We weren’t slavishly trying to recreate a specific sound, more like use elements and ideas from a sprawling five-year period. Things like the simplicity of productions back then and also the difference in lyrical themes, that sense of optimism and possibility was appealing and was all thrown in the pot. With the ’90s revival rolling it sort of feels like the ’80s finally ended last year.
Annie — ”Anthonio”
What’s coming up next for the Pleasure Masters (the independent label, on which The A&R EP was released)? A full Annie album, by chance?
Annie’s got her own plans, but you never know. Pleasure Masters is a bit sporadic to say the least.
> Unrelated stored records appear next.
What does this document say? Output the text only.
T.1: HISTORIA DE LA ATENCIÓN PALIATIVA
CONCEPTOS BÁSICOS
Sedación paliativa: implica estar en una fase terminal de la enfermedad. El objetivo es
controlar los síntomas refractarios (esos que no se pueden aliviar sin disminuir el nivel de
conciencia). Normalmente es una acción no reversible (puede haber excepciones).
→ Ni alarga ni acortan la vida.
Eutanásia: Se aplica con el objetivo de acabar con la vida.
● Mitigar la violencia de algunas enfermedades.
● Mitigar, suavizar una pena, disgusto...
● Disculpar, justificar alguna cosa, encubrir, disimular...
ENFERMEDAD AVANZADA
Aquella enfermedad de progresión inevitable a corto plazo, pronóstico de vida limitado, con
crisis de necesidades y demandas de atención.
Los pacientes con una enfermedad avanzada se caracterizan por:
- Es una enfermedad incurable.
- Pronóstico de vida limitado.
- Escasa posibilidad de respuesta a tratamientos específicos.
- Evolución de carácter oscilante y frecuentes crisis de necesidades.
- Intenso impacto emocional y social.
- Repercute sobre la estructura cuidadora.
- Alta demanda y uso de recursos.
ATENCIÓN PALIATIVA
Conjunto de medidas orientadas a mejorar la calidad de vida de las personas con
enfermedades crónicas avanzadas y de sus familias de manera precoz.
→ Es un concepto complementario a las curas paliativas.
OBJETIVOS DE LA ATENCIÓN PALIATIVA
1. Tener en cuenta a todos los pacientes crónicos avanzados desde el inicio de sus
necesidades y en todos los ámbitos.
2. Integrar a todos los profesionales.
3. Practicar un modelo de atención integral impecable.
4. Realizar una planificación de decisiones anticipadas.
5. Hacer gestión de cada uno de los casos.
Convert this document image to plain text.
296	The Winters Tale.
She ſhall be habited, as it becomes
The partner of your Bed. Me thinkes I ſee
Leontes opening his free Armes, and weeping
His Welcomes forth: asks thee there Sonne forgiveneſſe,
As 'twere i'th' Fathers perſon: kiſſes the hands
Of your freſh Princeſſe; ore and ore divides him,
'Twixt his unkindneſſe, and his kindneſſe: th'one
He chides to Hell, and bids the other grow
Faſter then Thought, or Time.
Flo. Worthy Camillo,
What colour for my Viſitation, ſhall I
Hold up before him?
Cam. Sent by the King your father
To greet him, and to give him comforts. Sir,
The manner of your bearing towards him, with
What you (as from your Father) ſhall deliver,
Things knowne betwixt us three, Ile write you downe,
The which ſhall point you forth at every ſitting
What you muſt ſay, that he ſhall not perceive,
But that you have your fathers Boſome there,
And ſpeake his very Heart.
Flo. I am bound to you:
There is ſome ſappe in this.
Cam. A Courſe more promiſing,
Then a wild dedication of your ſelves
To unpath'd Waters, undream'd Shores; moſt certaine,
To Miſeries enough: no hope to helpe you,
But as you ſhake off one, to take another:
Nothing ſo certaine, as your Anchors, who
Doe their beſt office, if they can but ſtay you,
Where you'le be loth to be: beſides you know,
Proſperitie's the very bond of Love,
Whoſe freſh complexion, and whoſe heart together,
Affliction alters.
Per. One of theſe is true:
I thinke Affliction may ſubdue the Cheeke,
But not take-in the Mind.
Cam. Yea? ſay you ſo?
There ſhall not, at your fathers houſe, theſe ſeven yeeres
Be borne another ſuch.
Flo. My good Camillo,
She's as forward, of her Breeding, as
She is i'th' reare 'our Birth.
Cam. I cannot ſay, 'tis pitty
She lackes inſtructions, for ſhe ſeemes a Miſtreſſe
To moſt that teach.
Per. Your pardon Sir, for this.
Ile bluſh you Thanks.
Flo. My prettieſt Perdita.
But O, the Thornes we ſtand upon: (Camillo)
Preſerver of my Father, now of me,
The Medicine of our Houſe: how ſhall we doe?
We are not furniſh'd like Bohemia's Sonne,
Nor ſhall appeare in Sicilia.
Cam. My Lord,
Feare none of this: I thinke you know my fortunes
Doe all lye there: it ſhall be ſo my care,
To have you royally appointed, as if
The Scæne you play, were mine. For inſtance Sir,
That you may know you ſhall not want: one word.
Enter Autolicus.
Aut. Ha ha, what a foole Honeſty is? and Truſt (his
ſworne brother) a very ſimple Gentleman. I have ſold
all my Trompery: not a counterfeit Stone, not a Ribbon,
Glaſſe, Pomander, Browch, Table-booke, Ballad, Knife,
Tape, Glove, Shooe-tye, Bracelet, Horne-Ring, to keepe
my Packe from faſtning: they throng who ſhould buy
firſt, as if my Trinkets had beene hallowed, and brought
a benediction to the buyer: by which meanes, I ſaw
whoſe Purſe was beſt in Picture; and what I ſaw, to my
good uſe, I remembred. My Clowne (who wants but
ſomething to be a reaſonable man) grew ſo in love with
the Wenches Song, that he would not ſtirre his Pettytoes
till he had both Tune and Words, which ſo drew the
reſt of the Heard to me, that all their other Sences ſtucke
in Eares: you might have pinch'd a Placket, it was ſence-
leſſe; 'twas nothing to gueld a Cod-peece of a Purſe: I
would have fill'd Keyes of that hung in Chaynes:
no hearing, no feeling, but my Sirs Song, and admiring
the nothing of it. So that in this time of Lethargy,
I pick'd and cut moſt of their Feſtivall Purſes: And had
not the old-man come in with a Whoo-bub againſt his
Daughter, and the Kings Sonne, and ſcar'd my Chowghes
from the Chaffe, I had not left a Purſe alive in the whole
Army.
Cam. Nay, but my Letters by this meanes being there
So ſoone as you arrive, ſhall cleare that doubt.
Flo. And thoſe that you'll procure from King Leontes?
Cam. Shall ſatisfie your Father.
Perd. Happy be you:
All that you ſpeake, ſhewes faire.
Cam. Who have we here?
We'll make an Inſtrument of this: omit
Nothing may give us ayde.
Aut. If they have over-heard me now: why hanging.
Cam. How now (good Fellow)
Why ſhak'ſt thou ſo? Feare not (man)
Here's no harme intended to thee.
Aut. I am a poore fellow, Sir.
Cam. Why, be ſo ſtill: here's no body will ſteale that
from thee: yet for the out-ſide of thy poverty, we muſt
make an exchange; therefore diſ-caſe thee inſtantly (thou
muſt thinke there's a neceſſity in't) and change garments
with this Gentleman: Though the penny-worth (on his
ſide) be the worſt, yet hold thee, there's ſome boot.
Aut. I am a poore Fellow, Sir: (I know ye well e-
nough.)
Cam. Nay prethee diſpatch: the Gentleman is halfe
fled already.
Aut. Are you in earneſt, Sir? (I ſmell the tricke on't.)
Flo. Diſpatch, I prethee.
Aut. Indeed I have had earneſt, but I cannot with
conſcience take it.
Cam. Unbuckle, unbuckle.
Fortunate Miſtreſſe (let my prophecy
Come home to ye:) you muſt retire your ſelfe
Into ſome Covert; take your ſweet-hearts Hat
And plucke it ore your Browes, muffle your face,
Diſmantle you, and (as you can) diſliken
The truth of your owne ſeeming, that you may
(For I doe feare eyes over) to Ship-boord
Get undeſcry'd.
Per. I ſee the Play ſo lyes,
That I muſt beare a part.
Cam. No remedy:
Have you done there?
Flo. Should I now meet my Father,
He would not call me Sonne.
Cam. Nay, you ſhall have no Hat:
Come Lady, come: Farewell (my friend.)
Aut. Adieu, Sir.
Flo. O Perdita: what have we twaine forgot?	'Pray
Like with this A&R EP, it’s great to be able to do exactly what you want on a record and make it happen. When working on productions for other labels, or development work for new artists, there’s often frustration at how long things take to appear, and the amount of indecision can be a bit wearing, so it’s a good counter to all that. “Anthonio” was an example of something Annie, Hannah and I had done but was caught up in label politics, so it was great to be able to go, right, let’s just put this out, stop messing about. “Let’s have a photo with Annie smoking a cigarette holding a baby” — that’s the sort of thing Island Records, for example, might not think is the best marketing plan for a release, but it feels right to do it.
Will Young — “Jealousy”
As a producer, you’ve been very selective with the projects you’ve taken on. How difficult has it been to stay committed to doing what you want to do in an industry that always demands the next smash hit?
If I’m going to be spending time listening and working on music, it’s got to be something I like, or it’s not going to work — so there’s no point for anybody. That’s been my policy from when I started. It’s common sense, but not every producer thinks like that. Pretty much everything I’ve done has come from the artist liking a previous record, remix or song I’ve made, and that’s how I’m still not on the dole. Will Young’s Echoes was a big album, and that came from him liking Steve Mason’s “Boys Outside” that I produced, for example. The last couple years there’s probably been less hit records on the radio I’ve liked than previously, and there’s no point chasing a sound if it’s not something you are into musically.